The Obama administration faced fierce congressional opposition to allowing the Uighurs on US soil as free men and sought alternatives abroad.

The US has said it feared the men would be executed if they returned to China.

President Toribiong said the Uighur detainees from China's arid west would start their new lives in a halfway house to see how they acclimatize to his tropical archipelago west of the Philippines. He called Palau a "Christian nation" but with a 450-member Muslim community.

"It's an old-age tradition of Palauans to accommodate the homeless who find their way to the shores of Palau," he said. "We did agree to accept them due to the fact that they have become basically homeless and need to find a place of refuge and freedom."

Beijing says the men are members of extremist groups working to separate the far western region of Xinjiang from China.

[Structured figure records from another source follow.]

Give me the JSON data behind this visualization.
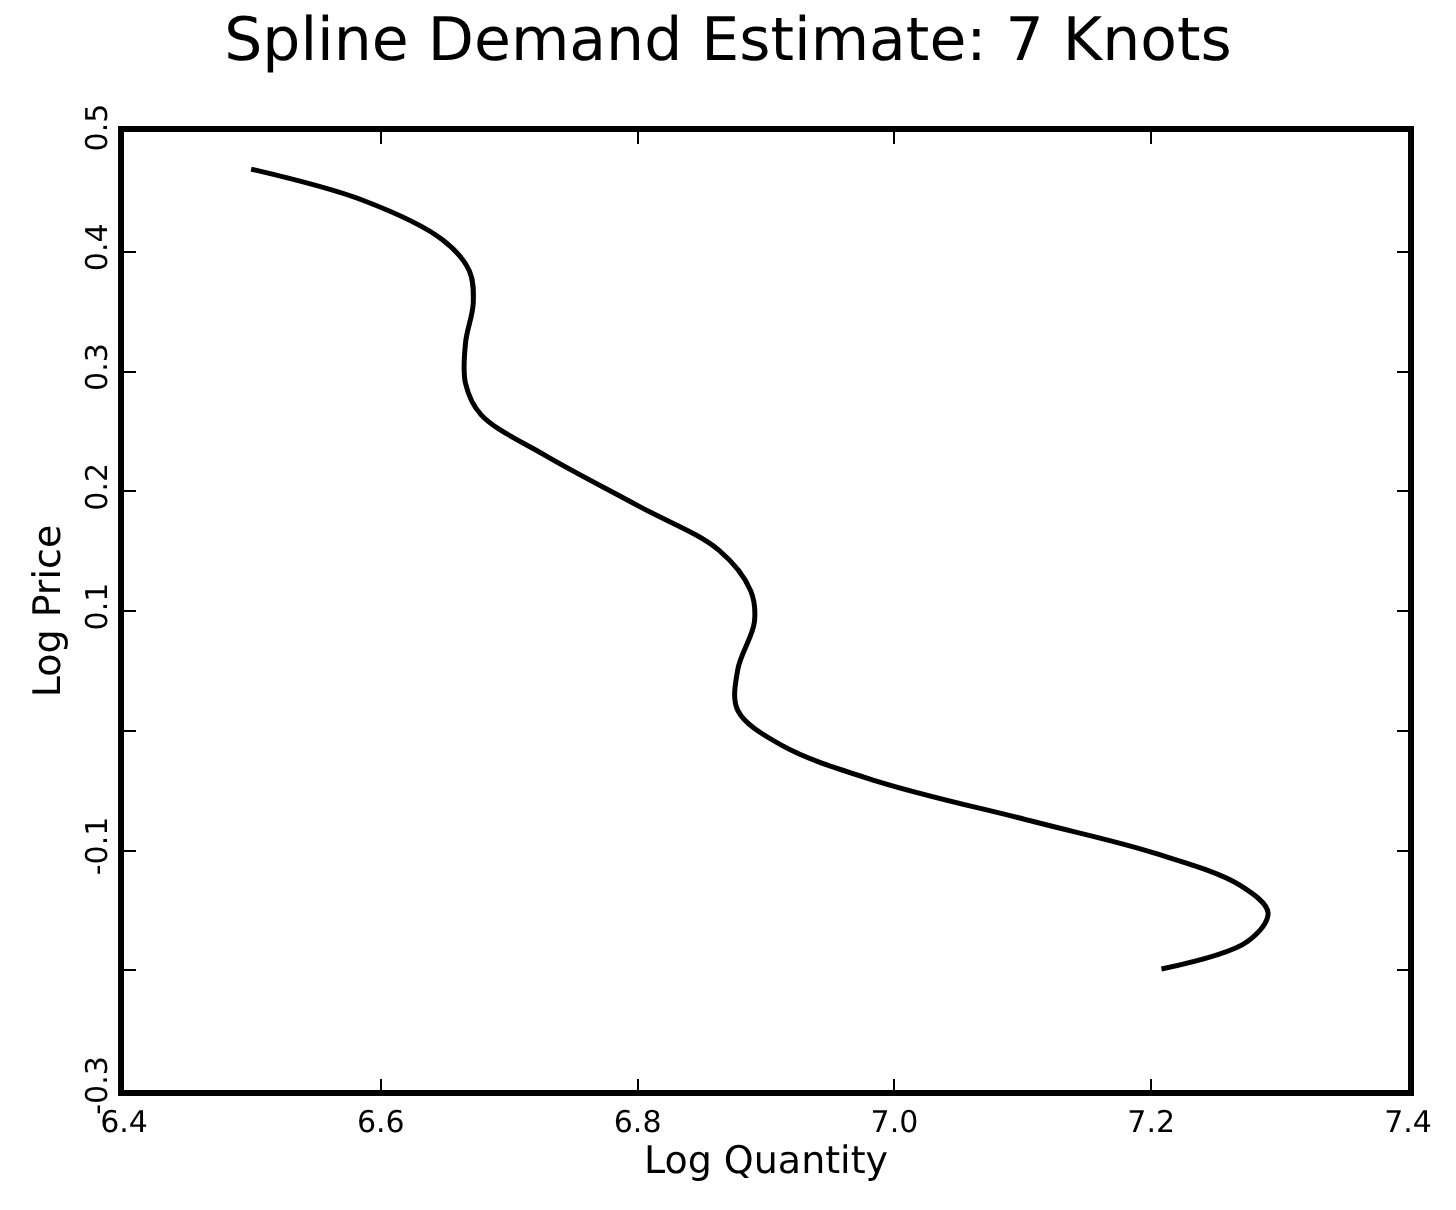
{
  "chart_data": {
    "type": "line",
    "title": "Spline Demand Estimate: 7 Knots",
    "xlabel": "Log Quantity",
    "ylabel": "Log Price",
    "x": [
      6.499,
      6.586,
      6.648,
      6.669,
      6.672,
      6.666,
      6.666,
      6.678,
      6.728,
      6.802,
      6.863,
      6.888,
      6.891,
      6.878,
      6.878,
      6.912,
      6.986,
      7.109,
      7.202,
      7.269,
      7.291,
      7.275,
      7.208
    ],
    "series": [
      {
        "color": "#000000",
        "values": [
          0.469,
          0.443,
          0.41,
          0.384,
          0.357,
          0.324,
          0.29,
          0.264,
          0.23,
          0.187,
          0.151,
          0.117,
          0.091,
          0.051,
          0.017,
          -0.012,
          -0.042,
          -0.076,
          -0.102,
          -0.129,
          -0.152,
          -0.176,
          -0.199
        ]
      }
    ],
    "xlim": [
      6.4,
      7.4
    ],
    "ylim": [
      -0.3,
      0.5
    ],
    "xticks": [
      {
        "value": 6.4,
        "label": "6.4"
      },
      {
        "value": 6.6,
        "label": "6.6"
      },
      {
        "value": 6.8,
        "label": "6.8"
      },
      {
        "value": 7.0,
        "label": "7.0"
      },
      {
        "value": 7.2,
        "label": "7.2"
      },
      {
        "value": 7.4,
        "label": "7.4"
      }
    ],
    "yticks": [
      -0.3,
      {
        "value": -0.2,
        "label": null
      },
      -0.1,
      {
        "value": 0,
        "label": null
      },
      0.1,
      0.2,
      0.3,
      0.4,
      0.5
    ],
    "marker": "none",
    "line_style": "solid"
  }
}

"We understand these 17 people are not terrorists but separatists from their national government in China," Toribiong said. "If China objects to their being in Palau, I would think their objection was also directed at their detention in Guantanamo Bay."

Toribiong said Palau would send a delegation to Guantanamo to assess the Uighur detainees.

With eight main islands and more than 250 islets, Palau is best known for diving and tourism and is located some 500 miles (800 kilometers) east of the Philippines.

Palau has retained close ties with the United States since independence in 1994 and is entitled to US protection under an accord.

Two US officials, who spoke on condition of anonymity, said earlier this week that the US was prepared to give Palau up to $200 million in development, budget support and other assistance in return for accepting the Uighurs and as part of a mutual defence and co-operation treaty that is due to be renegotiated this year.

How long the men stay depends on whether they can find a better place to go, Toribiong said.

"So we'll accept them and the details of the arrangements will be worked out, and they will be here until we can find out where they should be permanently located," he said.

Asked if there had been any public reaction in Palau to the decision, Toribiong said, "Palau's people are always on the side of the US government."